05 febrero 2014

Artistas del anonimato


El abogado que Herman Melville puso a narrar su relato Bartebly el escribiente en 1853 quizá seguía vivo treinta años más tarde, el día que Kafka nació en Praga. De cuantos personajes aparecen en el relato, el único que acaso hubiera podido vivir hasta 1922, cuando Kafka publicó su cuento Un artista del hambre, es Ginger Nut, el chico de los recados que en Bartleby obtiene su nombre a partir de los buñuelos de gengibre de que abastece a los copistas que trabajan en la oficina. Si Kafka leyó o no el relato de Melville es menos seguro que el desdén con el que el protagonista de su Artista del hambre, encerrado en una jaula circense como Bartebly lo hiciera en una oficina, hubiera tratado la ocasional visita de aquel proveedor de buñuelos.

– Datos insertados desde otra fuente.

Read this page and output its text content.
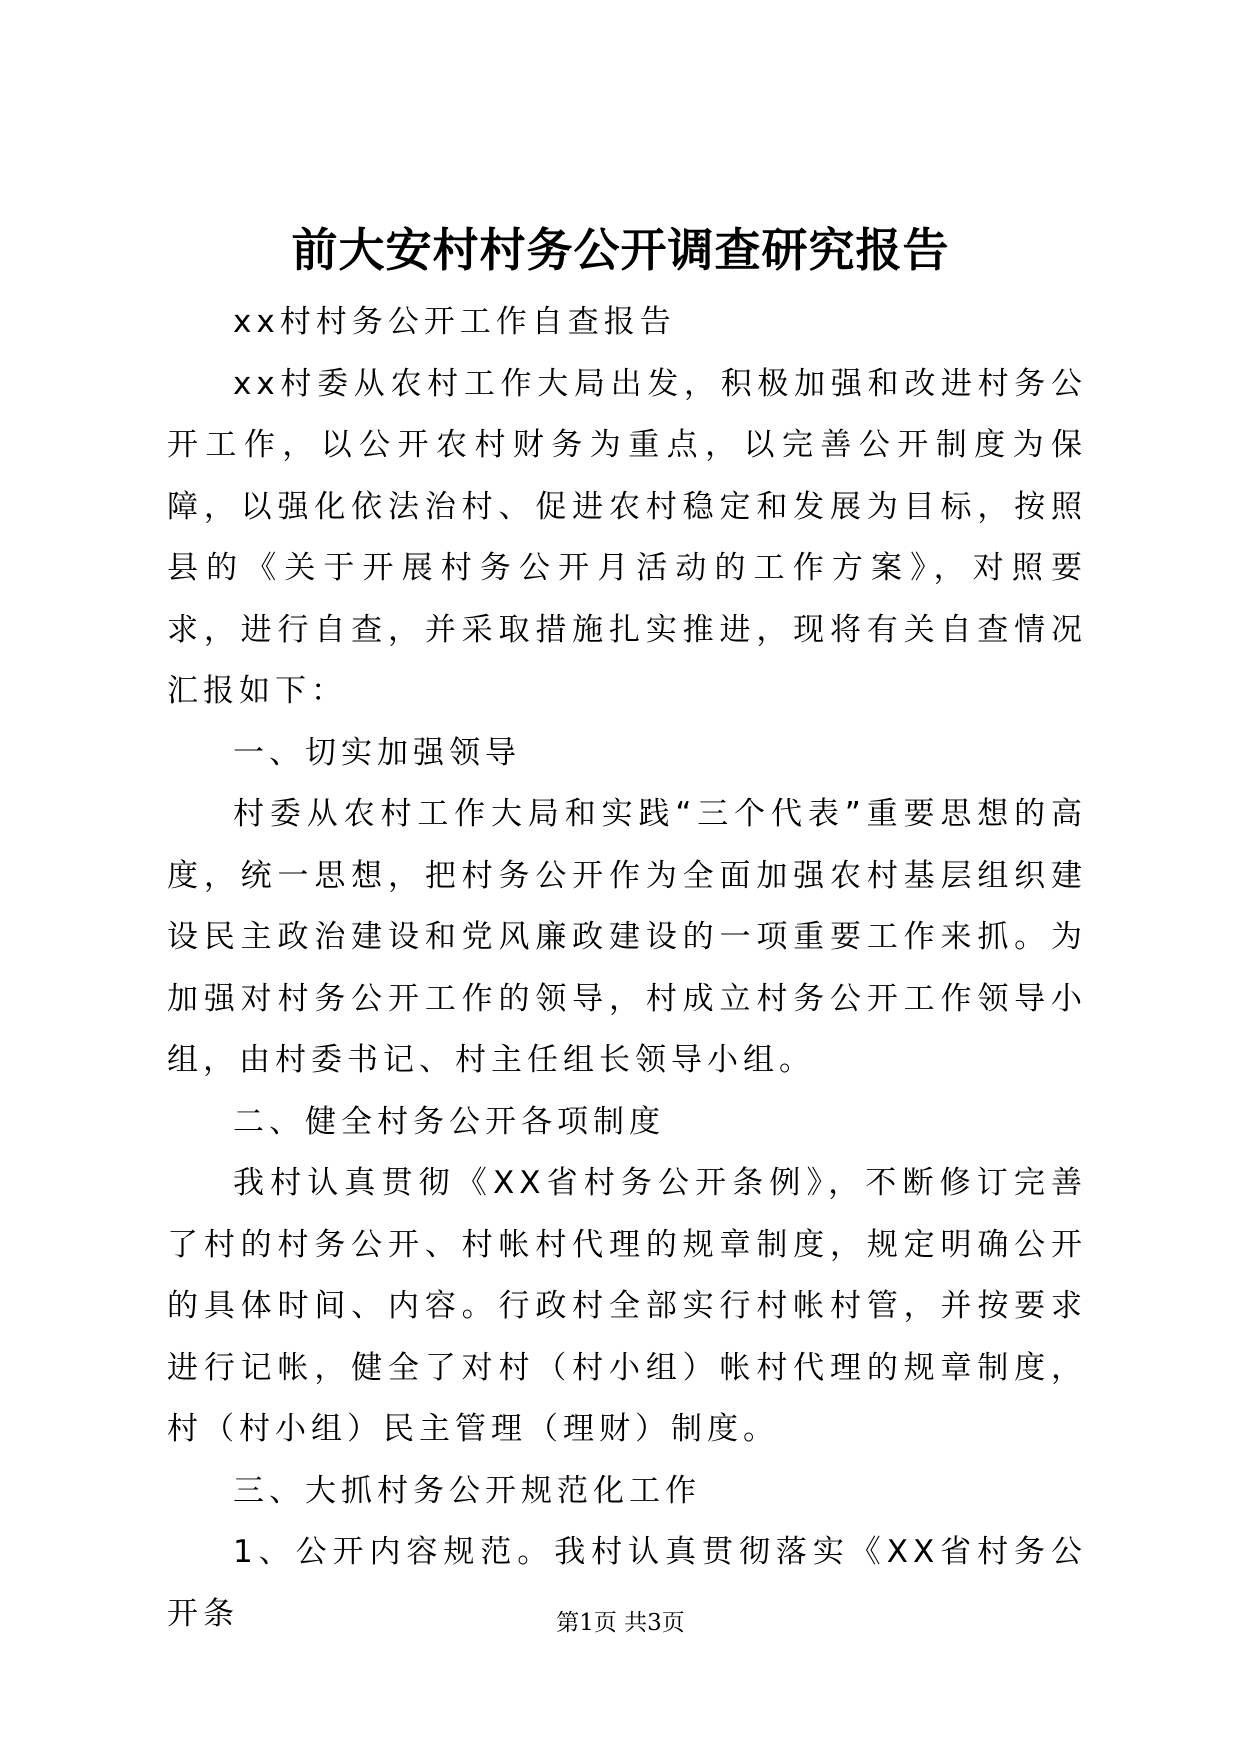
前大安村村务公开调查研究报告

xx村村务公开工作自查报告

xx村委从农村工作大局出发，积极加强和改进村务公开工作，以公开农村财务为重点，以完善公开制度为保障，以强化依法治村、促进农村稳定和发展为目标，按照县的《关于开展村务公开月活动的工作方案》，对照要求，进行自查，并采取措施扎实推进，现将有关自查情况汇报如下：

一、切实加强领导

村委从农村工作大局和实践“三个代表”重要思想的高度，统一思想，把村务公开作为全面加强农村基层组织建设民主政治建设和党风廉政建设的一项重要工作来抓。为加强对村务公开工作的领导，村成立村务公开工作领导小组，由村委书记、村主任组长领导小组。

二、健全村务公开各项制度

我村认真贯彻《XX省村务公开条例》，不断修订完善了村的村务公开、村帐村代理的规章制度，规定明确公开的具体时间、内容。行政村全部实行村帐村管，并按要求进行记帐，健全了对村（村小组）帐村代理的规章制度，村（村小组）民主管理（理财）制度。

三、大抓村务公开规范化工作

1、公开内容规范。我村认真贯彻落实《XX省村务公开条	第1页 共3页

Si Melville imaginó un hombre desdichado y silencioso que preferiría no hacer nada que no quiera hacer, Kafka fabuló la historia apartada de un ser condenado a ser el mayor ayunador que el mundo haya visto. Si aquel se contrae sobre sí mismo hasta desaparecer en unos pocos meses, éste logra estirar su agonía idéntica durante años. Si al escribiente parece una atracción humana que no quisiera un rasgo de humanidad convencional en él, el ayunador ve su estrella apagarse, a medida que la atención del público ignora, primero gradual y luego absolutamente, su esfuerzo circense. Orgullosos, ambos subsisten gracias al que podría ser su único contacto humano –un abogado, un empresario- a quien tanto Melville como Kafka encargaron la misión de narrar la desventura de aquellos. Ambos mueren de hambre, ambos voluntariamente, ambos solos.

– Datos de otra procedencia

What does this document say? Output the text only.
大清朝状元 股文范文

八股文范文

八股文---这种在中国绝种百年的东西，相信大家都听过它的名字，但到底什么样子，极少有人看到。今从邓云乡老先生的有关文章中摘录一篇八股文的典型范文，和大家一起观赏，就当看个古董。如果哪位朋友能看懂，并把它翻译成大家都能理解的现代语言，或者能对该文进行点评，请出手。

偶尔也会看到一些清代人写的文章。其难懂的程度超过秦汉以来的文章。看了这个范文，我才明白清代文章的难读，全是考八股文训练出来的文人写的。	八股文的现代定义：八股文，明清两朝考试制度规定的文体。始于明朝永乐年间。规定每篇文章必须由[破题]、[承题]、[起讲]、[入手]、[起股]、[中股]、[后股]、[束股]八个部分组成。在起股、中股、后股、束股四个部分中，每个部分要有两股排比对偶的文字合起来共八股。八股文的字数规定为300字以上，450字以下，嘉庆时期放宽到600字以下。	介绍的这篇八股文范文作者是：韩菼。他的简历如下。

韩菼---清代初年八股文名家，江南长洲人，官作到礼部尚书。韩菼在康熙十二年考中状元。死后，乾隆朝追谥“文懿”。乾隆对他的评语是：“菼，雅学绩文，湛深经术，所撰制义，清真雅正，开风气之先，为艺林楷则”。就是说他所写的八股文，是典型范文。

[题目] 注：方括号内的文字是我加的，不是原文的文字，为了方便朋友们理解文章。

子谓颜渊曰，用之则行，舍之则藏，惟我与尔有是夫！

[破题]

Los relatos situados antes y después que el Artista del hambre en la edición de sus cuentos completos -Valdemar/ 2000-, se leen como celdas contiguas a la que contiene al ayunador. Si el zumbido que suena continuamente en el relato El intercesor –historia de una búsqueda sin posibilidad de solución- “parece tener su origen en el lugar en el que uno casualmente se encuentra… y el tiempo que se te ha otorgado es tan breve que si pierdes un segundo has perdido toda tu vida”, en Nuestra sinagoga, el animal que, como la pantera que acaba ocupando la jaula del ayunador, habita allí donde los hombres se reúnen, “ante todo se mantiene alejado de los hombres… solo parece estar unido al edificio… lo que sin duda preferiría es mantenerse oculto…Vive desde hace muchos años abandonado a sí mismo… Hace muchos años, se intentó realmente expulsar al animal… en realidad era imposible”.

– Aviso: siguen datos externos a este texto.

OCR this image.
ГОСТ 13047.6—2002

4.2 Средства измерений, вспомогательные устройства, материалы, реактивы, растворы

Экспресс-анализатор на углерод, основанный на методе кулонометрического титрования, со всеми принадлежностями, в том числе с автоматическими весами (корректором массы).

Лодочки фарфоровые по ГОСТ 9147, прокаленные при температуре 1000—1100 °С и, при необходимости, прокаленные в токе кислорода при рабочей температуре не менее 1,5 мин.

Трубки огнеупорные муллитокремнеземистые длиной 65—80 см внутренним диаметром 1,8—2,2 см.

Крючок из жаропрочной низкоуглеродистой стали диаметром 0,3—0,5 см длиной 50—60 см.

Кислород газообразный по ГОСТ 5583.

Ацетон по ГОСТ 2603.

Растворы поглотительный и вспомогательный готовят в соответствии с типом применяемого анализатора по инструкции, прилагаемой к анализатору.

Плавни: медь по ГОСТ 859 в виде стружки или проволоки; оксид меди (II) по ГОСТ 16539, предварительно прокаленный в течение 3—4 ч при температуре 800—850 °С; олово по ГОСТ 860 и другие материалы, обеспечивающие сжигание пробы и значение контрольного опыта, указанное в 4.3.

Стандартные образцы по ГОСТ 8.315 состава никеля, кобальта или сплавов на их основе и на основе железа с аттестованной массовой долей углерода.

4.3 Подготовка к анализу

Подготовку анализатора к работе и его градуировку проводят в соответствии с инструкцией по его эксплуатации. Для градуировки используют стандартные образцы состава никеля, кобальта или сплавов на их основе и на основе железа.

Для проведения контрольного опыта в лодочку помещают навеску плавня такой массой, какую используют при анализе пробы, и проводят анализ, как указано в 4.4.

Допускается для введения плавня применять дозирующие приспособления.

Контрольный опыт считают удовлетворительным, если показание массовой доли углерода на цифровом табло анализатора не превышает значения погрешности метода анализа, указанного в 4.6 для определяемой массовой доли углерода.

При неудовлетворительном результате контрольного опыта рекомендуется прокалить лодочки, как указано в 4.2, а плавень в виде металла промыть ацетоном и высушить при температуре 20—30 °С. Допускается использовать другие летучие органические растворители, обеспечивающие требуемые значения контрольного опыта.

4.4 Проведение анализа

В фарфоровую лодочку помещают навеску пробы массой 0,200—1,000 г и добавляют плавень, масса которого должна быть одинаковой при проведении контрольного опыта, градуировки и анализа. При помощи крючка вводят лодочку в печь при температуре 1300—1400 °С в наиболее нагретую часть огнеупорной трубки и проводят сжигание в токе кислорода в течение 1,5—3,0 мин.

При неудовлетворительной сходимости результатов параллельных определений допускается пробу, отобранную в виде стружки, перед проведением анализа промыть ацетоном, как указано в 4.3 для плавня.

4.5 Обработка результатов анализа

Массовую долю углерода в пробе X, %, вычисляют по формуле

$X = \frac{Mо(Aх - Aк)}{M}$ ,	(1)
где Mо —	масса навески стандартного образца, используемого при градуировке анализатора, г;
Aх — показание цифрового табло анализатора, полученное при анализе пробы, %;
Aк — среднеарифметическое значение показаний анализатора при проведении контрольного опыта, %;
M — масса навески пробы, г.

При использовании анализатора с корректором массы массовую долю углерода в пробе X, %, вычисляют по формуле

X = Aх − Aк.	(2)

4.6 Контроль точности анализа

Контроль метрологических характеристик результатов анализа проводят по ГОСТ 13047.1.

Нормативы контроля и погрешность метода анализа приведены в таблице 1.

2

Lo que Kafka escribiera sobre el intento del ayunador –“nadie tenía derecho a mostrarse satisfecho con lo visto, solo él”- es más hondo que lo que, al final de su relato, decidió iba a justificar su epopeya trágica –“no encontré ninguna comida que me gustara”. Melville tuvo menos compasión por su protagonista. Diseñó una doble celda, una doble tumba, al fundar su silencio y soledad absoluta en un trabajo previo en el área de una oficina de correos donde solo llegaban cartas muertas, cartas sin destinatarios ya que pudieran recibirlas. Si Melville pudo haber titulado Un artista del no el periplo de su desdichada criatura, Kafka no podía dar un nombre a su ayunador sin que al menos esa parte de él viviera, andara, resonara, acaso se alimentara de algo fuera de la jaula.